The best way to eat an elephant is one bite at a time.

It’s not an ancient Chinese secret, but experts agree that the primary key to success in habit-changing is to start small and set attainable goals for yourself.  A close second is to build in rewards for yourself when you achieve a goal, regardless how small.  If you want to improve your diet, start by replacing dessert with an extra serving of vegetables twice a week.  Then every other night.  Before you know it, you’ll look forward to a colorful, healthy plate nightly and dessert will be an occasional treat.

But if you tell yourself on Monday morning that you are officially through with all sweets, you may find yourself polishing off a quart of ice cream in bed on Wednesday night.  Our brains are just not built for that kind of sudden change.  We are, at our very cores, more deal-makers.  When you work with your natural inclinations instead of fighting them, you are much more likely to stick to your new habit.

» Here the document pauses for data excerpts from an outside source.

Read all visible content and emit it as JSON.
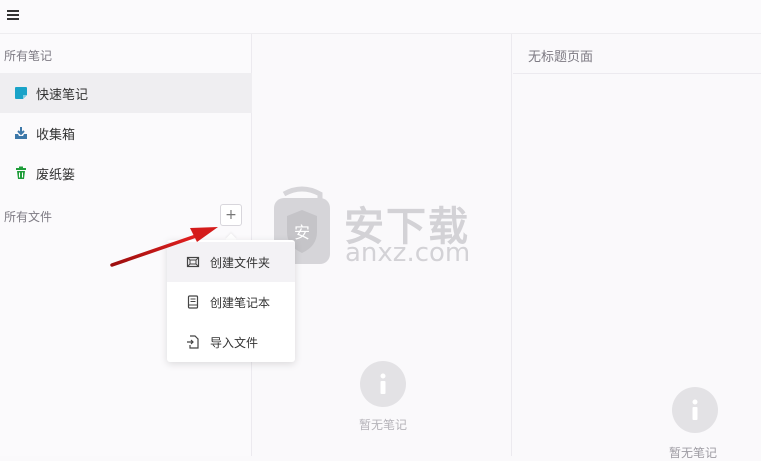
{
  "toolbar": {
    "menu_icon": "hamburger-icon"
  },
  "sidebar": {
    "all_notes_label": "所有笔记",
    "items": [
      {
        "label": "快速笔记",
        "icon": "quick-note-icon",
        "color": "#1aa3c8"
      },
      {
        "label": "收集箱",
        "icon": "inbox-download-icon",
        "color": "#3d78a9"
      },
      {
        "label": "废纸篓",
        "icon": "trash-icon",
        "color": "#1e9d3a"
      }
    ],
    "all_files_label": "所有文件",
    "add_button_label": "+"
  },
  "context_menu": {
    "items": [
      {
        "label": "创建文件夹",
        "icon": "create-folder-icon"
      },
      {
        "label": "创建笔记本",
        "icon": "create-notebook-icon"
      },
      {
        "label": "导入文件",
        "icon": "import-file-icon"
      }
    ]
  },
  "middle_panel": {
    "empty_text": "暂无笔记"
  },
  "right_panel": {
    "title": "无标题页面",
    "empty_text": "暂无笔记"
  },
  "watermark": {
    "brand_text": "安下载",
    "domain_text": "anxz.com"
  }
}
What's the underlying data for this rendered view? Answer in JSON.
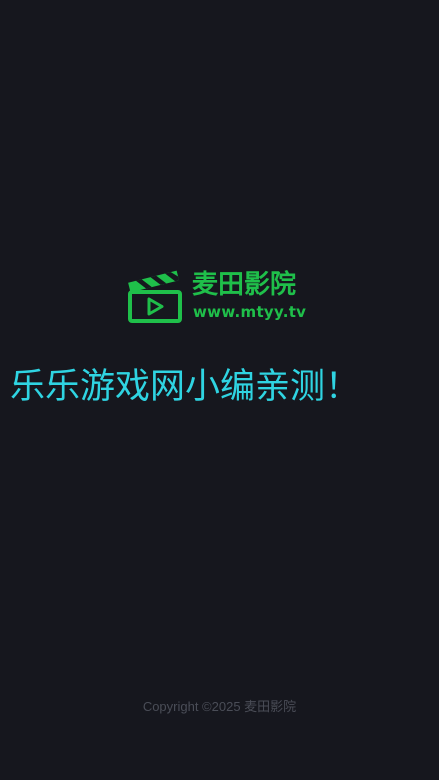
{
  "splash": {
    "brand_name": "麦田影院",
    "brand_url": "www.mtyy.tv",
    "logo_icon": "clapperboard-play-icon",
    "overlay_caption": "乐乐游戏网小编亲测！",
    "copyright": "Copyright ©2025 麦田影院"
  },
  "colors": {
    "background": "#16171e",
    "brand_green": "#1fbf4a",
    "caption_cyan": "#2fd4e2",
    "copyright_gray": "#4a4d57"
  }
}
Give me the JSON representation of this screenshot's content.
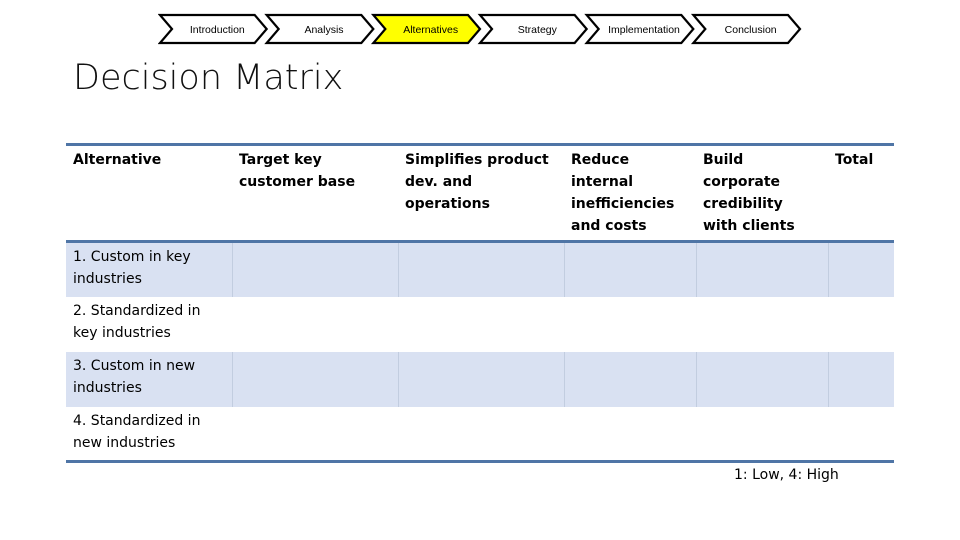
{
  "process": {
    "steps": [
      {
        "label": "Introduction",
        "active": false
      },
      {
        "label": "Analysis",
        "active": false
      },
      {
        "label": "Alternatives",
        "active": true
      },
      {
        "label": "Strategy",
        "active": false
      },
      {
        "label": "Implementation",
        "active": false
      },
      {
        "label": "Conclusion",
        "active": false
      }
    ],
    "active_color": "#ffff00",
    "inactive_color": "#ffffff"
  },
  "page": {
    "title": "Decision Matrix",
    "legend": "1: Low, 4: High"
  },
  "matrix": {
    "headers": [
      "Alternative",
      "Target key customer base",
      "Simplifies product dev. and operations",
      "Reduce internal inefficiencies and costs",
      "Build corporate credibility with clients",
      "Total"
    ],
    "rows": [
      {
        "alternative": "1. Custom in key industries",
        "scores": [
          "",
          "",
          "",
          "",
          ""
        ]
      },
      {
        "alternative": "2. Standardized in key industries",
        "scores": [
          "",
          "",
          "",
          "",
          ""
        ]
      },
      {
        "alternative": "3. Custom in new industries",
        "scores": [
          "",
          "",
          "",
          "",
          ""
        ]
      },
      {
        "alternative": "4. Standardized in new industries",
        "scores": [
          "",
          "",
          "",
          "",
          ""
        ]
      }
    ],
    "band_color": "#d9e1f2",
    "rule_color": "#4f75a6"
  }
}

Research shows that it takes approximately two months for a new habit to become automatic — for you to feel wrong not doing it instead of apprehensive about doing it.  But in as little as 21 days, you can fall out of a healthy routine and have to start your training all over again.

Among the trickiest things about changing life habits is learning to give yourself breaks while  remaining positive.  No matter how “easy” and “attainable” the goals you set for yourself are on paper, you are probably going to blow it.  And that’s okay — if (and only if) you forgive yourself and get back on track quickly.

Remember that you are charting movement in a particular direction, not instant perfection.  Healthline magazine says, “Instead of focusing on your end goal, remind yourself that anything you do that’s more of what you want is good.”  Like all the best things in life, the finish line is even sweeter when you appreciate the journey.

A burden shared is half a trouble, happiness shared is joy made double.   

Nope, not another fortune.  Just good advice.

We are made to be in community and that is never more true than when you are making a life change.  There are two benefits to sharing your goal and your action plan with people who care about you.  You build a cheering section and you’ll have people to celebrate each little victory with.  But you will also begin to feel accountable, and you will strive to do everything you can to have good news to share.

Slow and steady wins the race.

We all have habits — both good and bad — but we are not our habits.  Some things we do without thinking, we have been doing for a really long time.  And it will take a while to change them.

Brace yourself for change, accept your missteps along the way and invite friends along for the journey.  You’ll never regret it.